In other words, the disconnect between individual and institutional need remains. All good trainers know that training without a strategic goal does not advance the news organization. Shouldn't we be doing studies that explore that gap and how to close it?

I don't want this sound like a Poynter bash. It's not. But, to me, this survey doesn't measure up to its usual excellent level of work. Besides, Bob Andelman, who wrote the story about the survey on the Poynter web site, buried the lede.

The last graf was a comment from Deborah Potter, executive director of the Radio & Television News Directors Foundation, that if newsroom managers want to pry more training money loose from tight-fisted publishers they need to make a convincing case that better journalists mean better business.

"We have to make the bottom-line case that there's value beyond the intrinsic," Potter says. "I don't think there is a radical difference between print and broadcast groups. The argument has to be made to managers and owners that there is a business case for additional training." (See the Aspen Institute's report on "Journalism and Commercial Success: Expanding the Business Case for Quality News and Information.")
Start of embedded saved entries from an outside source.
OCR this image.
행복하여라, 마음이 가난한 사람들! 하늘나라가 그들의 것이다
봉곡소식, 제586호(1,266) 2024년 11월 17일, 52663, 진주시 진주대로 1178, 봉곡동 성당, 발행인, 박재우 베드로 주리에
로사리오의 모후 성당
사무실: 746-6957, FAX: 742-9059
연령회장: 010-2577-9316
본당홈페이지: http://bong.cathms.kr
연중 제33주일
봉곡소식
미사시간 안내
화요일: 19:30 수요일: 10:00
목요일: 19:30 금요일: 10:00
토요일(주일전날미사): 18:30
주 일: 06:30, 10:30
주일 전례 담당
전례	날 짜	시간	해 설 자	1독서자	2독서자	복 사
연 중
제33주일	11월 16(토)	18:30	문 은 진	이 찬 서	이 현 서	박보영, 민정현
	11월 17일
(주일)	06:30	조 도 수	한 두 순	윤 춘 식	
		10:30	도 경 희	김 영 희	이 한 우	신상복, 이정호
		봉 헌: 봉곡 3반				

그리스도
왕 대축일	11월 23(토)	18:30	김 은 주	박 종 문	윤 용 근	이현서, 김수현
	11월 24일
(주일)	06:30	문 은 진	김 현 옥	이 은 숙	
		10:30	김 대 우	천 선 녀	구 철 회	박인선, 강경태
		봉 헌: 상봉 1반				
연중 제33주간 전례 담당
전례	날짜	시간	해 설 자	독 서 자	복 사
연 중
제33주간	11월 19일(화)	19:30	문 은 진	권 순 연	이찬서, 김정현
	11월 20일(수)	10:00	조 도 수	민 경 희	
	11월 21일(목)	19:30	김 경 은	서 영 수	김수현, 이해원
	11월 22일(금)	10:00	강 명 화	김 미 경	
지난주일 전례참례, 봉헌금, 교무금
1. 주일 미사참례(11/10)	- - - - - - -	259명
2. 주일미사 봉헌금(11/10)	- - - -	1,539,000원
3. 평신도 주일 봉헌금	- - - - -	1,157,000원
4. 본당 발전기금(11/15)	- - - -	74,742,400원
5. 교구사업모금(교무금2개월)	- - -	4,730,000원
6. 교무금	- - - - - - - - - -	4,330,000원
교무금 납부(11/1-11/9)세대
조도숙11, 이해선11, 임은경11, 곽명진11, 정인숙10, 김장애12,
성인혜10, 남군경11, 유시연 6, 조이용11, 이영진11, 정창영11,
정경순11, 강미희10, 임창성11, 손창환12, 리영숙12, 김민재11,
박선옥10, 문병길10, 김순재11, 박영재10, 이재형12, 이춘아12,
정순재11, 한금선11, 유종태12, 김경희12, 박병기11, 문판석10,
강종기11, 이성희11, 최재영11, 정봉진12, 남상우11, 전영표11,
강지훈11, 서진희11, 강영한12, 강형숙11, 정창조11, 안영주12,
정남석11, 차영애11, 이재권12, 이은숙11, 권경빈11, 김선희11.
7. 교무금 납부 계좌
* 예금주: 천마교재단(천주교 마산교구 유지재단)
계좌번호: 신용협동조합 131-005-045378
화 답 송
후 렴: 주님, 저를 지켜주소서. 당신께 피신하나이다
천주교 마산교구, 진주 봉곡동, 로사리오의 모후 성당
A note of disclosure: The Poynter survey also examines the appeal of training delivered by e-learning techniques, which Poynter offers through NewsU. The Knight Foundation funds NewsU as well as Tomorrow's Workforce, which pays part of my bills.

Posted by Tim Porter at August 4, 2004 06:13 PM
Comments

Why is it then that journalism's descent into mediocrity coincides exactly with the rise of institutions like Poynter and API? When journalism was great, no one went to seminars. The same could be said for public education. The more "teacher work days" and "in-service training days" there are, the worse the teaching is.